长时间的暴晒,药格罗嗓音都有些嘶哑了,他的命令在五个同样嘶声力竭的都尉以及十多个校尉的依次呼喝中却得到了不折不扣的执行,仿佛突然多出来的一片黑云般,五千骑兵耸立在了草原上,不动如山的气势,让追着李搞数百骑的铁勒大军都为之一顿。
精疲力竭的李搞部直接分成两股,绕药格罗部而过,片刻后,五千骑兵却是缓步向前,在铁勒大军停住了脚步,下一刻,整齐的下马后就是飞矢如雨,拎着刀枪,跑得口吐白沫的铁勒大军当即被射下来了一百多人。
“该死,又是这一招!”眼看着前方箭雨纷飞,刚从中军赶过来的薛延陀小可汗,薛延陀国主真珠夷男的大儿子大度设气得眼睛都红了。
“又是这一招,停什么?中军挺进,两翼包抄,本可汗要把这些突厥贱种的脑袋统统拧下来!”
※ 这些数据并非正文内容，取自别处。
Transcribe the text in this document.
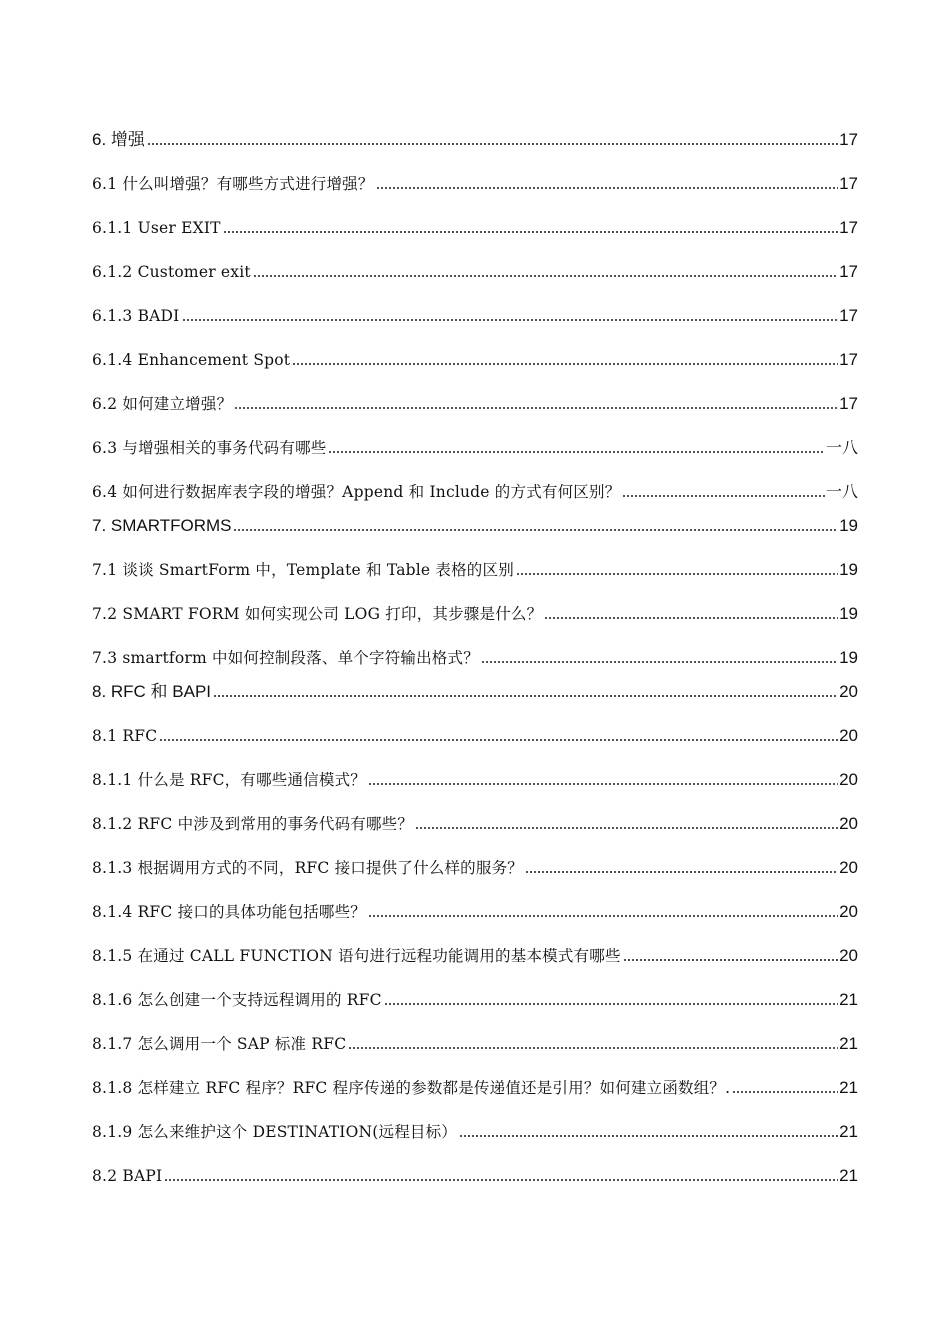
6. 增强	17
6.1 什么叫增强？有哪些方式进行增强？	17
6.1.1 User EXIT	17
6.1.2 Customer exit	17
6.1.3 BADI	17
6.1.4 Enhancement Spot	17
6.2 如何建立增强？	17
6.3 与增强相关的事务代码有哪些	一八
6.4 如何进行数据库表字段的增强？Append 和 Include 的方式有何区别？	一八
7. SMARTFORMS	19
7.1 谈谈 SmartForm 中，Template 和 Table 表格的区别	19
7.2 SMART FORM 如何实现公司 LOG 打印，其步骤是什么？	19
7.3 smartform 中如何控制段落、单个字符输出格式？	19
8. RFC 和 BAPI	20
8.1 RFC	20
8.1.1 什么是 RFC，有哪些通信模式？	20
8.1.2 RFC 中涉及到常用的事务代码有哪些？	20
8.1.3 根据调用方式的不同，RFC 接口提供了什么样的服务？	20
8.1.4 RFC 接口的具体功能包括哪些？	20
8.1.5 在通过 CALL FUNCTION 语句进行远程功能调用的基本模式有哪些	20
8.1.6 怎么创建一个支持远程调用的 RFC	21
8.1.7 怎么调用一个 SAP 标准 RFC	21
8.1.8 怎样建立 RFC 程序？RFC 程序传递的参数都是传递值还是引用？如何建立函数组？.	21
8.1.9 怎么来维护这个 DESTINATION(远程目标）	21
8.2 BAPI	21
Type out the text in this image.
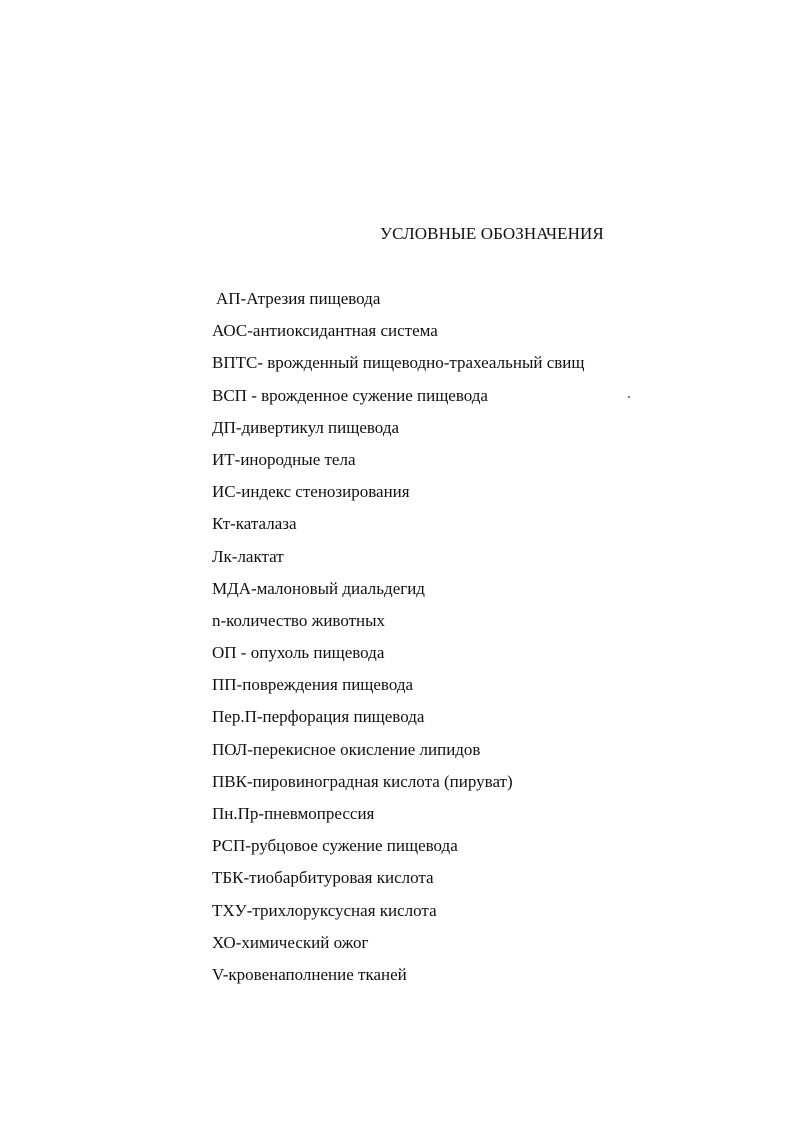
УСЛОВНЫЕ ОБОЗНАЧЕНИЯ
АП-Атрезия пищевода
АОС-антиоксидантная система
ВПТС- врожденный пищеводно-трахеальный свищ
ВСП - врожденное сужение пищевода
ДП-дивертикул пищевода
ИТ-инородные тела
ИС-индекс стенозирования
Кт-каталаза
Лк-лактат
МДА-малоновый диальдегид
n-количество животных
ОП - опухоль пищевода
ПП-повреждения пищевода
Пер.П-перфорация пищевода
ПОЛ-перекисное окисление липидов
ПВК-пировиноградная кислота (пируват)
Пн.Пр-пневмопрессия
РСП-рубцовое сужение пищевода
ТБК-тиобарбитуровая кислота
ТХУ-трихлоруксусная кислота
ХО-химический ожог
V-кровенаполнение тканей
发狂的怒吼声中,呜呜牛角号凄凉的响了起来,不过等同罗,仆骨等各部长老,梅录军官磨磨蹭蹭驱动部下骑兵上前的时候,已经一炷香过去了,眼看着铁勒大军黑压压压了上来,药格罗所部早已经灵巧的越回马上,五千骑跑成了一个圆环,一面慢悠悠跑着,一面在五六十米的距离用突厥短弓灵活的射杀着靠上来的铁勒两翼。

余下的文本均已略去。